I now began to regret that I had been more ambitious than to have simply swapped letters as in a children’s game. Although I had wanted a challenge worthy of Jeeves, it was clear that this was destroying him from within, as if a car’s engine had been filled with taffy rather than petrol, yet was obliged to keep churning away, remorselessly gumming up the works.

While Jeeves was on a short errand, I went into his old room to check on his progress (perhaps he’d deciphered part of it?) and was horrified to discover that the walls were papered with hundreds of the sort of scrawlings he now constantly had in hand. The book about secret codes was propped open to a page where Jeeves had scribbled fervid notes in the margins. Several other pages were worn and dog-eared, and the spine was broken in two places.

It was clearly time to end this. 

When Jeeves returned, I told him that I would put him out of his misery and tell him what the message was, but he said: “You mustn’t. I didn’t earn it.”

I thought that was preposturous, but relented. “All right. I won’t tell you, but only because it would sound silly after all that.”

He then admitted that he had in fact been on the brink of telling me he’d given up, which made me even sorrier. When had Jeeves ever given up on anything? I expressed my remorse to him, but he wouldn’t hear of it; he was only impressed that I had hit upon something that had turned out to be so incredibly difficult.

“It beats the socks off even the soupiest soup, does it?”

“It does indeed,” he said rummily. 

“I assure you the message doesn’t say anything important whatsoever. I already tell you the important stuff all the time.”

“Like what?” he asked, smirking slightly. 

I returned the smirk. “Like how much I love you.”

“I see.
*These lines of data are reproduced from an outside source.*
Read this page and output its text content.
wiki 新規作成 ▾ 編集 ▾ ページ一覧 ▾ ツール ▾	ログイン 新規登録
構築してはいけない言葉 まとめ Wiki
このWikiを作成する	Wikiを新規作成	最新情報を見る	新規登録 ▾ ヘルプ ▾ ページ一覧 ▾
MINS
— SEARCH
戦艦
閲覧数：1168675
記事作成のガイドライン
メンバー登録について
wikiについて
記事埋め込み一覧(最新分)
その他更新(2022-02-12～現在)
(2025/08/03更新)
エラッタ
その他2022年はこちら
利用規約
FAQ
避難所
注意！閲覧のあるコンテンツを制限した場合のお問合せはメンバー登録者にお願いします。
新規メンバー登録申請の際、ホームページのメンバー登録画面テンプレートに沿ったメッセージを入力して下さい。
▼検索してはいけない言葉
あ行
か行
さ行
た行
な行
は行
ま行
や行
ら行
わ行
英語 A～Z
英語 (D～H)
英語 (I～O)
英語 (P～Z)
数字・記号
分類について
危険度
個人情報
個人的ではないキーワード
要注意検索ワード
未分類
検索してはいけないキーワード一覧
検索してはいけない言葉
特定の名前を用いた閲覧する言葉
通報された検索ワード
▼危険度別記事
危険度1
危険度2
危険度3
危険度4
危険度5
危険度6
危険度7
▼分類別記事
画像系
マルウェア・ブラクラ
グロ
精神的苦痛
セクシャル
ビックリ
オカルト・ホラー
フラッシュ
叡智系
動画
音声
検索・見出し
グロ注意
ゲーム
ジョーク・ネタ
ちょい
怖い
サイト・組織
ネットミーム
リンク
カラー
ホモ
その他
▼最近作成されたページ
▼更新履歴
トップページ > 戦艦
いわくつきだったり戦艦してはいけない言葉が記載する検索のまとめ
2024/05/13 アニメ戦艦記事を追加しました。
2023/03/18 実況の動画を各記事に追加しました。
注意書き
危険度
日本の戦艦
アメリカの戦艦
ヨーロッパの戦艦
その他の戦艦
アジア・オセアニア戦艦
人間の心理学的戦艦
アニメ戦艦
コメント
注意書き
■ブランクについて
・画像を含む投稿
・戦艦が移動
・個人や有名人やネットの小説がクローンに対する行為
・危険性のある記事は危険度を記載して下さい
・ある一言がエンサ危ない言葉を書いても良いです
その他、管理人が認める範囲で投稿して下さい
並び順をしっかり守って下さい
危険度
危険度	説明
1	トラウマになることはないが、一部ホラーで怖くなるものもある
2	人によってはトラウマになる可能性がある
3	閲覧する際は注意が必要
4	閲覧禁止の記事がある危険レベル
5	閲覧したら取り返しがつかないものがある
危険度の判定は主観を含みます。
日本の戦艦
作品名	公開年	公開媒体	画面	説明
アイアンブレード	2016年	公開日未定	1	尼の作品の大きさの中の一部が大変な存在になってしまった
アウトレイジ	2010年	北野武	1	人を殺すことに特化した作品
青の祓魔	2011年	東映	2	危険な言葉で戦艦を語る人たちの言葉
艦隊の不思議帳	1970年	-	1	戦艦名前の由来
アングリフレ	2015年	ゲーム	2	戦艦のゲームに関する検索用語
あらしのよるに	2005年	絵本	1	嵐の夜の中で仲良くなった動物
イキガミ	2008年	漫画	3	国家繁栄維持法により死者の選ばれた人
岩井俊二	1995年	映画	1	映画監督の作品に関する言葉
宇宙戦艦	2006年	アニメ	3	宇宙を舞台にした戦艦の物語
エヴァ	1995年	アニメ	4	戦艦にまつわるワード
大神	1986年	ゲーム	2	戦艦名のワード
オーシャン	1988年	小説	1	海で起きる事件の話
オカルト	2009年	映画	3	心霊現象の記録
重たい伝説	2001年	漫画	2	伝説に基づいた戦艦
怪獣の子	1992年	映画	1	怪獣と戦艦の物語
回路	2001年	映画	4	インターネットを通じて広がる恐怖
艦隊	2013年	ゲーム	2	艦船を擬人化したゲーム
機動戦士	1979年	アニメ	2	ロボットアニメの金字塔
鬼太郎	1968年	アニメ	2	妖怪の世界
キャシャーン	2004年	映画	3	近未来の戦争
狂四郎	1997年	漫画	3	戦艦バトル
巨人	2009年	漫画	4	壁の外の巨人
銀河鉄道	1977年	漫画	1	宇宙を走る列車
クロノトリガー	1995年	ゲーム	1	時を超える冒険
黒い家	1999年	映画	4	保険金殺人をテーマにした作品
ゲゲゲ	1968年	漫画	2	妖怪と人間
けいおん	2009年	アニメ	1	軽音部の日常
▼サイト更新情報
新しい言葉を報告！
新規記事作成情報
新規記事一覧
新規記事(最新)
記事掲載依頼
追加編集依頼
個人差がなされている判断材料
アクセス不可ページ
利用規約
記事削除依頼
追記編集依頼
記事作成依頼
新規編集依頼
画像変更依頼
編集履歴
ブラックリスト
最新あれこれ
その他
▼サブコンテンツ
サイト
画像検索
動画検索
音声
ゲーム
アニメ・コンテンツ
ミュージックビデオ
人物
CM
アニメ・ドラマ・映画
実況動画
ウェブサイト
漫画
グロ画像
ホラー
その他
What else?”

“How bloody gorgeous you are.”

“I don’t recall having heard that for some time.”

“Consider it said this very moment.”

“I shall.”

And with that, he ended the conversation with a kiss.

________________

By the time I arose the next day, Jeeves had returned to his former self. All traces of papers and scribblings were gone, including in Jeeves’s old room—I checked when he was out. The book about secret codes was safely tucked away on a high bookshelf. Days went by as lovely as ever (between the two of us, I mean; there were still ominous tidings vis à vis various aunts and troubled chums), and I rather forgot about the whole business about my ill-advised Jeeves-teaser, until one night Jeeves came home and, while looking rather meaningfully into my e.s, brought my fingers to his lips, kissed them twice, and then moved in close to kiss me twice on the nose.

“You solved it!” I shouted, for he had done exactly as my secret message had instructed. “How?”

“I didn’t,” he confessed. “Since I admitted defeat, I reckoned it was fair game to track down the purveyor of your message’s cipher, whom I found by making a few discreet inquiries.”

“Why, Reg, that’s just as impressive as having solved the thing yourself.”

“I would have to disagree. When I saw Mr. Scherbius’s mechanism, I was astonished by its complexity. He assured me that it provides an unimaginable number of ways to encrypt a message. Even he wouldn’t have been able to decrypt your ciphertext did he not happen to remember what the machine’s settings were when you had used it. I daresay I would have had to have built a machine of a similar kind to reverse the encryption, though I believe that even then it may not have hit upon the correct solution within a reasonable amount of time.”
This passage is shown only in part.